Never Too Late To Learn!

Petrarch, Against a Man of Great Rank (7):

I shall try, even though at an advanced age, to keep learning, so that by my vigilance I can reduce the charge against me as much as is given to me to do so. Plenty of people have learned a lot in old age: for years do not extinguish the mind, and indeed, they readily set ablaze the desire for learning, while cautious senescence looks about at what is lacking to it, because insolent youth had not seen it. Solon learned in old age, as did Socrates, as did Plato, and even Cato learned to the end. In fact, the older he got, the more thirsty for literature he was!
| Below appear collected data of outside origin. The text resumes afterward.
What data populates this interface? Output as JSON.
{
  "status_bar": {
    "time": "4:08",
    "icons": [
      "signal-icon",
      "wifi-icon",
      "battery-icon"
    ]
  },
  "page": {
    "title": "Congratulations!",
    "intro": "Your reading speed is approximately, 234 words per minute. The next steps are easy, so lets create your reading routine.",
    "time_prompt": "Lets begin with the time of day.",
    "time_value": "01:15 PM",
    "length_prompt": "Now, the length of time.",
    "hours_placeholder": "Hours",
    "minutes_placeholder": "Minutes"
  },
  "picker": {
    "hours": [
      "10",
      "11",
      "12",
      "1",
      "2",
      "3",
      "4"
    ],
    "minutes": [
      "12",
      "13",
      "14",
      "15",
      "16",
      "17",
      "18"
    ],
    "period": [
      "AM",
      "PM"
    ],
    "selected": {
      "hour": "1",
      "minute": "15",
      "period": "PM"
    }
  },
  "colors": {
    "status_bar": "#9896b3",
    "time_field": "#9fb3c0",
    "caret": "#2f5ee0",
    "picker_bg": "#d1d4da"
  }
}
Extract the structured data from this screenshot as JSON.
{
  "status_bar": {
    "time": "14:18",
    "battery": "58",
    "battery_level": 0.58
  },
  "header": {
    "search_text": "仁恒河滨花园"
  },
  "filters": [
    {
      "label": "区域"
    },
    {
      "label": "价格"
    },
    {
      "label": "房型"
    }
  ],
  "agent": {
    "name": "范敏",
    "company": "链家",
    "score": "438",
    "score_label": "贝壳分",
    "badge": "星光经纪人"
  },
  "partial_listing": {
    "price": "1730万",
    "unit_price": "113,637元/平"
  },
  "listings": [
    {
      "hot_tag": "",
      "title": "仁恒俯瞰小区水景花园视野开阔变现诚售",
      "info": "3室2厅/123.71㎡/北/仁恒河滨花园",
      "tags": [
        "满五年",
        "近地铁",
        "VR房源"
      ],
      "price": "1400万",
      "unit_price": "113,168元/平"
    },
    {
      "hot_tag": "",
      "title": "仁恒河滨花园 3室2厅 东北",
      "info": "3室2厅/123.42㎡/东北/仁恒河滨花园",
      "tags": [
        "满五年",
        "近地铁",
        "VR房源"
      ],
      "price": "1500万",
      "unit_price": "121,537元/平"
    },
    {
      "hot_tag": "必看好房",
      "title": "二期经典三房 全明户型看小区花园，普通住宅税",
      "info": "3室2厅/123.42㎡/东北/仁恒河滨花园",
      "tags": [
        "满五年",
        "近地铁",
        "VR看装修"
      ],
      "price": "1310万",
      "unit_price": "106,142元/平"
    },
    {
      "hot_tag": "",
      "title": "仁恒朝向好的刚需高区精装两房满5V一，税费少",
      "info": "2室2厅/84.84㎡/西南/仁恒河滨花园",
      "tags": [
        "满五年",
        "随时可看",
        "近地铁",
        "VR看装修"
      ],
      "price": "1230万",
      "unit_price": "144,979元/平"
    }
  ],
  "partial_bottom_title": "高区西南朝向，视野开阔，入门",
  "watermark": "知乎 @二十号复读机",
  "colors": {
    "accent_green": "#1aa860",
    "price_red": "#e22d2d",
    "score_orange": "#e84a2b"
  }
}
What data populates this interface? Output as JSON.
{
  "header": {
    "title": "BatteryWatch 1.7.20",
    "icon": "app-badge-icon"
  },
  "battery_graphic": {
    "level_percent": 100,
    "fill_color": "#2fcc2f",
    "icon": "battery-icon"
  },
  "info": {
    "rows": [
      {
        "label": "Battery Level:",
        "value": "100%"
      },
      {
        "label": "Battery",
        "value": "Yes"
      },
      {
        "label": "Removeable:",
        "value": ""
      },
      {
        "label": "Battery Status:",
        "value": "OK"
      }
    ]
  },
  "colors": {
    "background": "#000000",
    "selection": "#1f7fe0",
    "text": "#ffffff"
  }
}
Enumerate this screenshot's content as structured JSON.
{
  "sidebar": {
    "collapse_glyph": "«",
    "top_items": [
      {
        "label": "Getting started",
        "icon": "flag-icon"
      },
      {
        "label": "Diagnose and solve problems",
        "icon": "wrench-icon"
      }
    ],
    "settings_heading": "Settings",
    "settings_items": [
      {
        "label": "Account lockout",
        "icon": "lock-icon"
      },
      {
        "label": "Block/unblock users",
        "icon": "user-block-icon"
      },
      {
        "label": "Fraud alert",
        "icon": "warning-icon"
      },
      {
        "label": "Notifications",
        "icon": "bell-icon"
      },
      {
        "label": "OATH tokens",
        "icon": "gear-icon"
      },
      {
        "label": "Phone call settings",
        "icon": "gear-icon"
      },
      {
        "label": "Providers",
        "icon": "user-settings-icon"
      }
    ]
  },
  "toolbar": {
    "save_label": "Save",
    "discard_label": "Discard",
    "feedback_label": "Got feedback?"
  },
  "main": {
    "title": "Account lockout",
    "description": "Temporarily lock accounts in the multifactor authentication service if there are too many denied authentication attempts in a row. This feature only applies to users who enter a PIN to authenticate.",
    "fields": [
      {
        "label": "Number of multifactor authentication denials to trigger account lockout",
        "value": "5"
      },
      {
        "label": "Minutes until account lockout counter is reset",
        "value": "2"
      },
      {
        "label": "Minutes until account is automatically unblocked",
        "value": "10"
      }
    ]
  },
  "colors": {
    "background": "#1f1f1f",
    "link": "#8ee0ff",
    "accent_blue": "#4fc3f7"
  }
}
What is to prevent me from standing in their tracks – though with an unequal stride, it will yet be with equal desire. No one is so fast that you can’t at least chase them from far behind. Perhaps I will learn, great censor, perhaps I will learn something which will make me appear not uneducated in your eyes. I wish that you had advised me in my youth, and has left a fitting space for this fine undertaking. Yet, I will persist, and (what alone is left) I will compensate for the brevity of time with my haste. Often, in a short time or narrow space, great and illustrious things have been accomplished.

AUGNET : 4361 Francesco Petrarch

Nitar, etsi plena sit etas, adhuc discere, ut obiectum crimen, qua dabitur, vigilando diluam. Multa in senectute didicerunt multi; neque enim ingenium anni exstinguunt, et noscendi desiderium ultro accendunt, dum quid desit sibi senectus cauta circumspicit, quod insolens iuventa non viderat. Didicit in senio Solon, didicit Socrates, didicit Plato, didicit ad extremum Cato, qui quo senior, eo sitientior literarum fuit. Quid me prohibet horum vestigiis insistere, gressu licet impari, desiderio tamen pari? Nemo est tam velox, quem non longe saltem sequi valeas. Discam fortasse, magne censor, discam aliquid, quo non tam indoctus videar tibi. Vellem me in adolescentia monuisses, et iustum spatium pulcro conatui reliquisses. Instabo tamen, et, quod unum est iam reliquum, brevitatem temporis velocitate pensabo. Sepe in angusto seu temporum seu locorum magne res atque egregie geste sunt.